Here's a great article about how Optimizely gets it wrong: http://dataorigami.ne...

emcq · on Jan 9, 2016

The article you mention names RichRelevance, but there are others who implement Thompson Sampling or other forms of Bayesian Bandits, such as SigOpt [0] and Dynamic Yield [1]. Various adtech companies also use it underneath the hood.

[0] https://sigopt.com/

[1] https://www.dynamicyield.com/

yummyfajitas · on Jan 10, 2016

Thompson Sampling is not a replacement for A/B tests. Unfortunately, the real world violates the assumptions of Thompson sampling virtually all the time.

https://www.chrisstucchio.com/blog/2015/dont_use_bandits.htm...

Bandit algorithms do have some important use cases (optimizing yield from a short lived advertisement, e.g. "Valentines Day Sale"), but they are not suitable for use as an A/B test replacement.

Also, I'd steer away from dynamic yield - I've found their descriptions of their statistics to take dangerous (i.e. totally wrong) shortcuts. For example, counting sessions instead of visitors as a way to avoid the delayed reaction problem and increase sample size (as well as completely breaking the IID assumption).

emcq · on Jan 11, 2016

I love your posts, and completely agree that Bayesian Bandits are not replacements for A/B tests.

To be fair though, the realworld issues like nonstationarity and delayed feedback are also concerns for A/B tests (which you also bring up in your great post), and you can tweak the bayesian bandits to handle these cases decently.

How does counting sessions instead of visitors avoid delayed feedback? I read your post [0] but dont remember anything about that. Is it just that they say that after a session is completed (which is somewhat nebulous to measure in many cases), then you have all the data you need from the visit?

[0] https://www.chrisstucchio.com/blog/2015/no_free_samples.html

yummyfajitas · on Jan 11, 2016

Absolutely agree you can tweak Thompson sampling to handle nonstationarity, periodicity and delayed feedback. I even published the math for one variation of nonstationarity: https://www.chrisstucchio.com/blog/2013/time_varying_convers...
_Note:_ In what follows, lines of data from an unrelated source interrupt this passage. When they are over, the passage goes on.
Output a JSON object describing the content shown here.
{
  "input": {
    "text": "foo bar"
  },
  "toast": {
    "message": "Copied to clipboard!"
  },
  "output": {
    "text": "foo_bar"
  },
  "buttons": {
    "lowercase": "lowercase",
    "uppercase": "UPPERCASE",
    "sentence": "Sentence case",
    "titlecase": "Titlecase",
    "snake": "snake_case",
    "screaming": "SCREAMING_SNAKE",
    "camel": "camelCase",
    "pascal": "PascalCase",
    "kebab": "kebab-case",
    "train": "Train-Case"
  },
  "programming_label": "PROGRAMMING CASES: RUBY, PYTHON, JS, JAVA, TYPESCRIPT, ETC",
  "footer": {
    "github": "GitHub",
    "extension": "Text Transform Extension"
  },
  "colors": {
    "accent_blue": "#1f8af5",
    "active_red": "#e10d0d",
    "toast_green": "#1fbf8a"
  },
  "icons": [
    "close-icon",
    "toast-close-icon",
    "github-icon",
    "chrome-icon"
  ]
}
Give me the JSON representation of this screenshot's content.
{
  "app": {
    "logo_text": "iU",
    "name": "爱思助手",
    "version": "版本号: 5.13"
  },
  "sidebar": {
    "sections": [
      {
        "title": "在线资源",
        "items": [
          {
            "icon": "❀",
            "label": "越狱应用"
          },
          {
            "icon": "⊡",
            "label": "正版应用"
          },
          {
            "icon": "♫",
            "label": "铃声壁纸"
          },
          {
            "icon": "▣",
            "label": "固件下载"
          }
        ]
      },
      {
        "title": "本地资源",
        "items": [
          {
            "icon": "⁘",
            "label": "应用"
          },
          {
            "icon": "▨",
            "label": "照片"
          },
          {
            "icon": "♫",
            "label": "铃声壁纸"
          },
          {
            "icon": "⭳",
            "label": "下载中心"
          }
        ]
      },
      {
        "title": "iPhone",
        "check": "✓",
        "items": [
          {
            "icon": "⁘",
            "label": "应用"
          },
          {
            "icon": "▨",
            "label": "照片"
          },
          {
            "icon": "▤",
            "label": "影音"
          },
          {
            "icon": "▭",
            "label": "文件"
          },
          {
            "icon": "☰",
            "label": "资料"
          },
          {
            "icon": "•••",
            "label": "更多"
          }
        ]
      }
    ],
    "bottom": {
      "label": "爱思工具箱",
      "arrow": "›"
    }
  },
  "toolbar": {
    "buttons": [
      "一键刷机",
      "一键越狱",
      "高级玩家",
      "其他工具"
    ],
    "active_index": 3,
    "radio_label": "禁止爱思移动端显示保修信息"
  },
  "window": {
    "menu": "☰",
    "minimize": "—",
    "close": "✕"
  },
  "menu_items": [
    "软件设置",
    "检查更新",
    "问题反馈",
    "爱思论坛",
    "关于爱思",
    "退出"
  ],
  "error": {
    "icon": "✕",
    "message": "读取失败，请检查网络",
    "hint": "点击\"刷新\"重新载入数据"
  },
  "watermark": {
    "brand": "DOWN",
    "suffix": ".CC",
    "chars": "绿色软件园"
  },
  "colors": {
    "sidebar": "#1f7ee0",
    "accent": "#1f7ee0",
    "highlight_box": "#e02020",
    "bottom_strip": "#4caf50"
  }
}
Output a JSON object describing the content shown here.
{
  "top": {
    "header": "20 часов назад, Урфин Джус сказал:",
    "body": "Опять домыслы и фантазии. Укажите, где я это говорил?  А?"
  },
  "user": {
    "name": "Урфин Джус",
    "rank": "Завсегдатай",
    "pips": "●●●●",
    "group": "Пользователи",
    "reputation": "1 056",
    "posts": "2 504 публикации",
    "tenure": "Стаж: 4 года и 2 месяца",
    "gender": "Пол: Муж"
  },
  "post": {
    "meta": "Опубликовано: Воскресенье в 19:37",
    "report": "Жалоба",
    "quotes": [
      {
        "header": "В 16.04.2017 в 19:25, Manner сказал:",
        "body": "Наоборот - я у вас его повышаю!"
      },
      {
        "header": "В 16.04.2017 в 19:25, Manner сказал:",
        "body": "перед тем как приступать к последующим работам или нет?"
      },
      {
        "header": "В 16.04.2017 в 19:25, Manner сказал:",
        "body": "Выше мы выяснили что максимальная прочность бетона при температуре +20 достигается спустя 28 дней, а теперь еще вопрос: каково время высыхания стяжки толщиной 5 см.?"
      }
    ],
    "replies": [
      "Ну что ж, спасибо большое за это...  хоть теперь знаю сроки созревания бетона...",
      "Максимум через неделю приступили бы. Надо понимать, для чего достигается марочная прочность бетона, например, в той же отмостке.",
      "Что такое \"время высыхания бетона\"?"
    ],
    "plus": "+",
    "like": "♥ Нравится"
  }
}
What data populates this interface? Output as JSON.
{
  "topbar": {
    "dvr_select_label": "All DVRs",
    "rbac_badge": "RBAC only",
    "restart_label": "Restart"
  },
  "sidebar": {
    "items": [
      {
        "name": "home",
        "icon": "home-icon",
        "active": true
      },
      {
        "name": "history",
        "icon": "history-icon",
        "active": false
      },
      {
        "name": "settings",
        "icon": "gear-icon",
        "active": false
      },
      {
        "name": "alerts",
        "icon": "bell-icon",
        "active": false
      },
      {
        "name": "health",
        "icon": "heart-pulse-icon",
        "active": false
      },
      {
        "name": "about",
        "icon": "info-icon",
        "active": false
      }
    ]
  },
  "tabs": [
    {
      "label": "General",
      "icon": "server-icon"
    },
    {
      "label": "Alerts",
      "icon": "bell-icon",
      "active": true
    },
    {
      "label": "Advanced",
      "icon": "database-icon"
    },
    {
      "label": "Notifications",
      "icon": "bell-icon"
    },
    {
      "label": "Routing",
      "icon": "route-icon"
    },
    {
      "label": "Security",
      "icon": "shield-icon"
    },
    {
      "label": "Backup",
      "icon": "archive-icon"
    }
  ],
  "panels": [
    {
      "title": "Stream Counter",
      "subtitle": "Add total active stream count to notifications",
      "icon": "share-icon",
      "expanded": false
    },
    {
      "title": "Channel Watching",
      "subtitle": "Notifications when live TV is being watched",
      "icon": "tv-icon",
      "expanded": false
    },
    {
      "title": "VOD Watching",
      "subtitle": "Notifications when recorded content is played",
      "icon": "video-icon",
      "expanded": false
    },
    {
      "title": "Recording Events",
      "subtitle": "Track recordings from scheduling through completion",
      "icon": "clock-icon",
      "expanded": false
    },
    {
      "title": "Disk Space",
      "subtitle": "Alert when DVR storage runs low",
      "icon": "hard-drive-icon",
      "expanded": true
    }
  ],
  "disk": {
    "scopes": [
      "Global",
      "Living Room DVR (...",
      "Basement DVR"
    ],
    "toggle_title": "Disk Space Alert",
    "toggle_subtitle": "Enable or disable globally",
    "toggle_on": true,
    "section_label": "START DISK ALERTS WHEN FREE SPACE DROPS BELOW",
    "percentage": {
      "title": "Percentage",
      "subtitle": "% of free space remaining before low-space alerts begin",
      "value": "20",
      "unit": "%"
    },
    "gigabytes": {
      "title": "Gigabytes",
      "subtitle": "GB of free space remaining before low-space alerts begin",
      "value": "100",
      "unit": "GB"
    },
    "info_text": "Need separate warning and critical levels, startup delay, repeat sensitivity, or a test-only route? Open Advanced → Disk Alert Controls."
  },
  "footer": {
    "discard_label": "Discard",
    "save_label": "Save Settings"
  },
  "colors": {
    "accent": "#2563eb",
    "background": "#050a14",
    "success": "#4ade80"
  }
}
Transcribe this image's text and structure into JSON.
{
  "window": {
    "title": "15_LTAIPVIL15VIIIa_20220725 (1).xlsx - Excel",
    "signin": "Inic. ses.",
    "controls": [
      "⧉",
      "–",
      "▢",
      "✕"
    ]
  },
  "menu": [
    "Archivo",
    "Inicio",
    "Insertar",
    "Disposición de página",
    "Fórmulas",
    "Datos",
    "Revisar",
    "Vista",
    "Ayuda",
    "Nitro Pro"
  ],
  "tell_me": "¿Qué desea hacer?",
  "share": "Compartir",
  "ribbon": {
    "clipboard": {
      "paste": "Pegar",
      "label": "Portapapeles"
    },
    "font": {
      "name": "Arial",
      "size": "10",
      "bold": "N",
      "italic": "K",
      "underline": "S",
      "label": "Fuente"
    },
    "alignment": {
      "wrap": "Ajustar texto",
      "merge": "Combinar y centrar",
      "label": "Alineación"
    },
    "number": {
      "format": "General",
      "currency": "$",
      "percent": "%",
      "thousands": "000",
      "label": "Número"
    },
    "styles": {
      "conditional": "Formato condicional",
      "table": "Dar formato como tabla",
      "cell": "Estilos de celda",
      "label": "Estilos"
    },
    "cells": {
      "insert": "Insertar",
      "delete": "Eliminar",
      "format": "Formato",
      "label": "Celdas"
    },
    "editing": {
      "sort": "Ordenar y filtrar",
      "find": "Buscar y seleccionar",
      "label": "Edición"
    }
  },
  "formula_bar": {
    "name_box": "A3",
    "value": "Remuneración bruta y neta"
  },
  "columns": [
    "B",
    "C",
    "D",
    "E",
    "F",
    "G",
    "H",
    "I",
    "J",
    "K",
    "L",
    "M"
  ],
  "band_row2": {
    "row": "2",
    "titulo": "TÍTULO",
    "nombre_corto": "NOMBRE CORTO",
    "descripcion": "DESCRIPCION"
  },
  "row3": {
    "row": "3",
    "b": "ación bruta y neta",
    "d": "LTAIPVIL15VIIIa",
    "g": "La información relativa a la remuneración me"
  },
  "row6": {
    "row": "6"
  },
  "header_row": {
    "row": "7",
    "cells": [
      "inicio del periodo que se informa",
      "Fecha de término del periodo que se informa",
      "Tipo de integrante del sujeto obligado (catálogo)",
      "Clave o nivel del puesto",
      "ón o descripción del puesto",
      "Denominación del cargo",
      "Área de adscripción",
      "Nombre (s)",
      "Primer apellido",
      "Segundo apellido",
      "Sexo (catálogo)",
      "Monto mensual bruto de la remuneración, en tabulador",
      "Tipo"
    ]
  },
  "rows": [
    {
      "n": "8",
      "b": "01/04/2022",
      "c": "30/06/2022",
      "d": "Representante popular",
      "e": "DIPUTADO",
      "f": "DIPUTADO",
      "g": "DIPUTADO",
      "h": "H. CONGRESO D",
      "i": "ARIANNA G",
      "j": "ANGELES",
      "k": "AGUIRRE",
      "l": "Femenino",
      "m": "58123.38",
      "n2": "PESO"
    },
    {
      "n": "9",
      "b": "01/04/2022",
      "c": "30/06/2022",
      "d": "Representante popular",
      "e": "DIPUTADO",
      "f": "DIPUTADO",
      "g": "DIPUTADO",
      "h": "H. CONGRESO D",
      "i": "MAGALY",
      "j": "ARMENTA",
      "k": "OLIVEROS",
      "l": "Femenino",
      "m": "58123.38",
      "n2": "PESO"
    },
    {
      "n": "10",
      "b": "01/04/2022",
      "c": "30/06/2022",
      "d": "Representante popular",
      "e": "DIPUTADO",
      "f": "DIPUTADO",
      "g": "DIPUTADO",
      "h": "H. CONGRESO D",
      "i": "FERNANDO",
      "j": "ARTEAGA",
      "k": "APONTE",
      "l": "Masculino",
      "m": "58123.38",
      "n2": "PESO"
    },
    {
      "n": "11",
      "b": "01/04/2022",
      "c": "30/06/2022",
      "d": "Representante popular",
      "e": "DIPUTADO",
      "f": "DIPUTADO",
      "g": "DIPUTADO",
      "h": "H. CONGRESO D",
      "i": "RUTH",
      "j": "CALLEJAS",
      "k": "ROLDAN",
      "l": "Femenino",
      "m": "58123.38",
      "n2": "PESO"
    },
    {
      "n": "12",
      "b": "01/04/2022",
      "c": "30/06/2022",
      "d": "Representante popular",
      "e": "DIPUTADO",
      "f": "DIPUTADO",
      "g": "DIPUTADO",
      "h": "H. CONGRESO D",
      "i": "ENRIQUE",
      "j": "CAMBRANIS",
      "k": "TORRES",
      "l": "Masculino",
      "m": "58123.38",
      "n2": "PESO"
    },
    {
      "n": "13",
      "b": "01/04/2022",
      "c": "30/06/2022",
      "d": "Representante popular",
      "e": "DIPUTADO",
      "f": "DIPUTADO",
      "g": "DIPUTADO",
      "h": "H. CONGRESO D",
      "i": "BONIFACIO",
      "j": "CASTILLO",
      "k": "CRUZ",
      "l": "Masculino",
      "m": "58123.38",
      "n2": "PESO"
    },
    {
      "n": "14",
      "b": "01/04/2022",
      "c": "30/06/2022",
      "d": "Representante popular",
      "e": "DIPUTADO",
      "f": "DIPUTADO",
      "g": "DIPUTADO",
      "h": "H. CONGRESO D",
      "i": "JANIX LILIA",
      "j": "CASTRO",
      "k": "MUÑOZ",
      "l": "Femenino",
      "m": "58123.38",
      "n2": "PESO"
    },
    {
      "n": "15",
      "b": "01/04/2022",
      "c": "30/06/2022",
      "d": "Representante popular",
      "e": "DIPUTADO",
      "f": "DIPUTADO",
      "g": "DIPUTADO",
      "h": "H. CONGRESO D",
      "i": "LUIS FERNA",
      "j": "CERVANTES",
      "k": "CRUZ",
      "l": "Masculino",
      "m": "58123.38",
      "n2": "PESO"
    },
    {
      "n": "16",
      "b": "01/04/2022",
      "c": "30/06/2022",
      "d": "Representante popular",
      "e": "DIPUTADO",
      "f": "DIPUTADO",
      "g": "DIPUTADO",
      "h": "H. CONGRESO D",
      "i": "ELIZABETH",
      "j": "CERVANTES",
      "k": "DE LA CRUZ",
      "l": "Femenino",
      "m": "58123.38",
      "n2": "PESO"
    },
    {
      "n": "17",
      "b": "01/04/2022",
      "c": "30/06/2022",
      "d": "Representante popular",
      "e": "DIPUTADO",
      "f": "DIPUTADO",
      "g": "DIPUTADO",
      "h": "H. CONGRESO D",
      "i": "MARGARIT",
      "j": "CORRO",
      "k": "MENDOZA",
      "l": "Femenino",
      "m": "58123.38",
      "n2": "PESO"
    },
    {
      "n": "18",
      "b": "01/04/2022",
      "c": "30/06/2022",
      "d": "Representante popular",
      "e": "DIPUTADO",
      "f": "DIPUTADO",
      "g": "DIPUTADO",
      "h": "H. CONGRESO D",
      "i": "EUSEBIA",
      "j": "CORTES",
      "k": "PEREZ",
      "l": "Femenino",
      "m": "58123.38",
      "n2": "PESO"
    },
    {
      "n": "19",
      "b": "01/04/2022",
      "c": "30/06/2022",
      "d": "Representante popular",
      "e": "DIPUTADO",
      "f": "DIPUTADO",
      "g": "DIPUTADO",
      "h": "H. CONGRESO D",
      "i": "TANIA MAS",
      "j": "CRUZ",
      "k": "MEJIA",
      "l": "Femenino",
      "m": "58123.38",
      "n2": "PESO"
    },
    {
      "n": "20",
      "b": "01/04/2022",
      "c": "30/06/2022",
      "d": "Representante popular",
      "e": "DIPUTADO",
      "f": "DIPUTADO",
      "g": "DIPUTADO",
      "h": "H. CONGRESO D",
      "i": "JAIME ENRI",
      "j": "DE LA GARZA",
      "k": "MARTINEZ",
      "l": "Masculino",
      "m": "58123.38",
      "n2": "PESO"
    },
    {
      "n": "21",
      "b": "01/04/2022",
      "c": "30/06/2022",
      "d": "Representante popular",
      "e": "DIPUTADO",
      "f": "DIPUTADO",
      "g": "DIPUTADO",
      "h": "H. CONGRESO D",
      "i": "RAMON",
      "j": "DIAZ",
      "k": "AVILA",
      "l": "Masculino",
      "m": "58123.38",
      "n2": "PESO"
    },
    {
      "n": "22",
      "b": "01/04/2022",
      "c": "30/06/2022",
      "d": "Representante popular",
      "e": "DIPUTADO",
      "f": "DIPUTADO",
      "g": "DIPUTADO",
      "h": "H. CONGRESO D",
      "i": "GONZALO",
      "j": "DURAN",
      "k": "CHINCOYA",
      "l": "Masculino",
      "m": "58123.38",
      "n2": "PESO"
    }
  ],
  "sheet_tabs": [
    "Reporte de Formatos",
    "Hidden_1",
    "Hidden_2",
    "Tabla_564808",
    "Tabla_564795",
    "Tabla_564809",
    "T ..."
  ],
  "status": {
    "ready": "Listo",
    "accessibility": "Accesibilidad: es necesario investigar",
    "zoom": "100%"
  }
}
(I've also dealt with delayed reactions, but I've never published it, and probably won't publish until I launch it.)

Dynamic yield has the delayed feedback problem because users might see a variation in session 1 but convert in session 2 (days later). They "solve" this by doing session level tracking instead of visitor level tracking - the delayed feedback is now only 20 minutes (same session) instead of days.

The problem is that session A and session B are now correlated since they are the same visitor. IID is now broken.

emcq · on Jan 11, 2016

Makes sense, thanks for the explanation!